Back to the main subject...Cornwall. To be honest the trip was quite un-eventful seeing as I had no way of traveling without my mum driving me places so I didn't see anything mega or rare but still had 2 lifers and some nice birding. The 2 lifers were Shag and Raven, which were both seen on the same day at Rame head. Great views of both species...later on that same day I dipped a firecrest reported near rame at Penlee battery. Oh well! Other good birds seen on the trip were: Golden Plover, Peregrine, Curlew, Dunlin, lots of Buzzards and surprisingly good numbers of butterflies, the most common being Red admiral. Photo: Peregrine that was seen perched for ages on the viaduct 5 mins walk from where we were staying in St Germans, nr Plymouth.
Thanks
Josh

Tuesday, 4 November 2008

Getting in on the fall...

1/11/08 North Norfolk - Simeon
I managed to get out today after realising how much action I was missing on the coast!
First stop was Muckleburgh Hill where after following people (who didn't know where they were going!) for a while we eventually arrived where the bird had been. After about 10mins of waiting/searching a call went up as usual on twitches!
About ten minutes later I had had quite good views of it on the ground/in the lower branches of small trees. One disadvantage of being tall is that I had to crouch! The bird showed quite nicely but I left it after a few minutes to be hassled by the photographers!!!
Chris Orders kindly gave me a lift to Kelling where we arrived just in time to see 18 Waxwings sitting in a tree K-I-S-S... sorry - couldn't resist that! They were lovely and I was so pleased because I haven't seen one for literally about 7 years!
I then got dropped off at the station and got the train to West Runton. Near the farm builings I found a Yellow-Browed Warbler and several Goldcrests, and moving along the coast, there were several Blue tits in the clifftop scrub at East Runton. They must have been migrants - obviously new in, and large numbers have recently been recorded in Norway. Not really a bird I'd associate with long distance migration, but still nice.
My next (and final) stop was Warren Wood in Cromer. The habitat looked amazing but unfortunately the wind was too strong. I managed a Woodcock and a Yellow-Browed/Pallas's Warbler in the clifftop gorse near the lighthouse.
I good day by most standards and looking forward to next weekend providing the Easterlies remain...

Monday, 3 November 2008

Golf course Firecrests

I found 2 Firecrests at my local golf course (Banstead Downs Golf Course) on Friday and they've been showing well daily since then. This is quite a significant record for south London/north Surrey because there are 2 birds and they are both staying for a fair while (4th day today). They are generally scarce in my local area too with a brief bird at Mitcham Common earlier in 2008 being the only record this year.

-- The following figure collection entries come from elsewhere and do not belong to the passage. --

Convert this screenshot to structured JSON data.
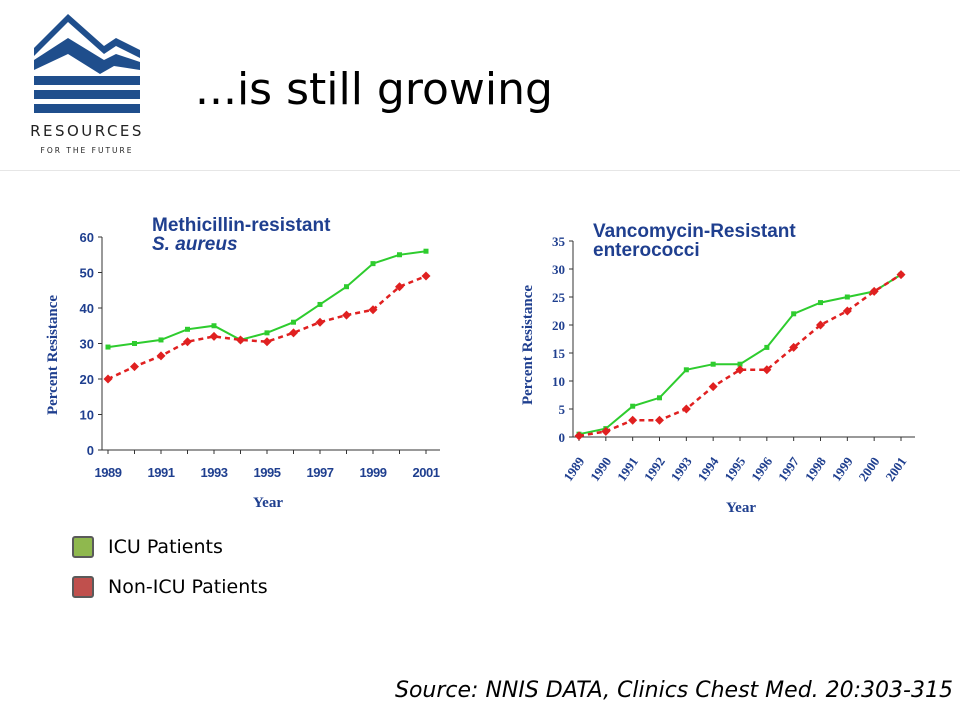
{
  "header": {
    "title": "...is still growing",
    "logo": {
      "name": "RESOURCES",
      "tagline": "FOR THE FUTURE",
      "color": "#1f4e8c"
    }
  },
  "legend": {
    "items": [
      {
        "label": "ICU Patients",
        "color": "#8fb84e"
      },
      {
        "label": "Non-ICU Patients",
        "color": "#c0504d"
      }
    ]
  },
  "source": "Source: NNIS DATA, Clinics Chest Med. 20:303-315",
  "chart_data": [
    {
      "type": "line",
      "title": "Methicillin-resistant",
      "title_line2": "S. aureus",
      "xlabel": "Year",
      "ylabel": "Percent Resistance",
      "x": [
        1989,
        1990,
        1991,
        1992,
        1993,
        1994,
        1995,
        1996,
        1997,
        1998,
        1999,
        2000,
        2001
      ],
      "xtick_labels": [
        "1989",
        "1991",
        "1993",
        "1995",
        "1997",
        "1999",
        "2001"
      ],
      "ylim": [
        0,
        60
      ],
      "yticks": [
        "0",
        "10",
        "20",
        "30",
        "40",
        "50",
        "60"
      ],
      "grid": false,
      "series": [
        {
          "name": "ICU Patients",
          "color": "#2ecc2e",
          "style": "solid",
          "marker": "square",
          "values": [
            29,
            30,
            31,
            34,
            35,
            31,
            33,
            36,
            41,
            46,
            52.5,
            55,
            56
          ]
        },
        {
          "name": "Non-ICU Patients",
          "color": "#e02020",
          "style": "dashed",
          "marker": "diamond",
          "values": [
            20,
            23.5,
            26.5,
            30.5,
            32,
            31,
            30.5,
            33,
            36,
            38,
            39.5,
            46,
            49
          ]
        }
      ]
    },
    {
      "type": "line",
      "title": "Vancomycin-Resistant",
      "title_line2": "enterococci",
      "xlabel": "Year",
      "ylabel": "Percent Resistance",
      "x": [
        1989,
        1990,
        1991,
        1992,
        1993,
        1994,
        1995,
        1996,
        1997,
        1998,
        1999,
        2000,
        2001
      ],
      "xtick_labels": [
        "1989",
        "1990",
        "1991",
        "1992",
        "1993",
        "1994",
        "1995",
        "1996",
        "1997",
        "1998",
        "1999",
        "2000",
        "2001"
      ],
      "ylim": [
        0,
        35
      ],
      "yticks": [
        "0",
        "5",
        "10",
        "15",
        "20",
        "25",
        "30",
        "35"
      ],
      "grid": false,
      "series": [
        {
          "name": "ICU Patients",
          "color": "#2ecc2e",
          "style": "solid",
          "marker": "square",
          "values": [
            0.5,
            1.5,
            5.5,
            7,
            12,
            13,
            13,
            16,
            22,
            24,
            25,
            26,
            29
          ]
        },
        {
          "name": "Non-ICU Patients",
          "color": "#e02020",
          "style": "dashed",
          "marker": "diamond",
          "values": [
            0.2,
            1,
            3,
            3,
            5,
            9,
            12,
            12,
            16,
            20,
            22.5,
            26,
            29
          ]
        }
      ]
    }
  ]
}
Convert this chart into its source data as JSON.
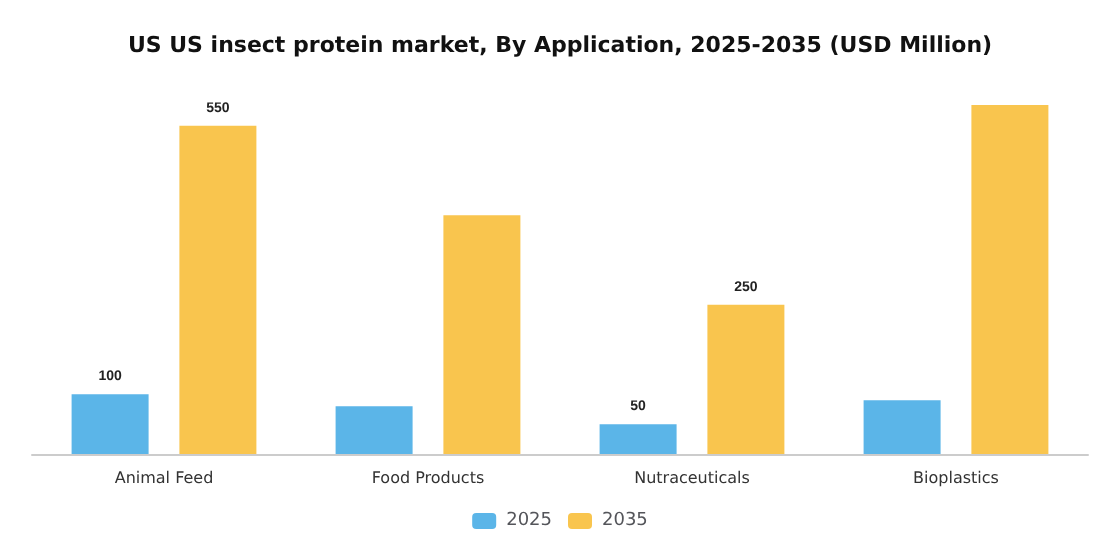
{
  "chart_data": {
    "type": "bar",
    "title": "US US insect protein market, By Application, 2025-2035 (USD Million)",
    "categories": [
      "Animal Feed",
      "Food Products",
      "Nutraceuticals",
      "Bioplastics"
    ],
    "series": [
      {
        "name": "2025",
        "color": "#5bb5e8",
        "values": [
          100,
          80,
          50,
          90
        ],
        "value_labels": [
          "100",
          null,
          "50",
          null
        ]
      },
      {
        "name": "2035",
        "color": "#f9c54e",
        "values": [
          550,
          400,
          250,
          585
        ],
        "value_labels": [
          "550",
          null,
          "250",
          null
        ]
      }
    ],
    "legend": "bottom",
    "grid": false
  }
}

Today I checked on them after school and one flew inches away from my head! Yesterday when I brought a friend to see them, I sat behind a small bush and played the call to lure them in- one came and landed half a metre away from me, no exaggeration! I was breathless. This whole Firecrest thing must be one of the most breathtaking experiences I have ever had.

Despite coming so close they are extremely quick and restless (although the one that came very close sat there for quite a while, but I was too scared to raise my camera!) and hence very difficult to photograph.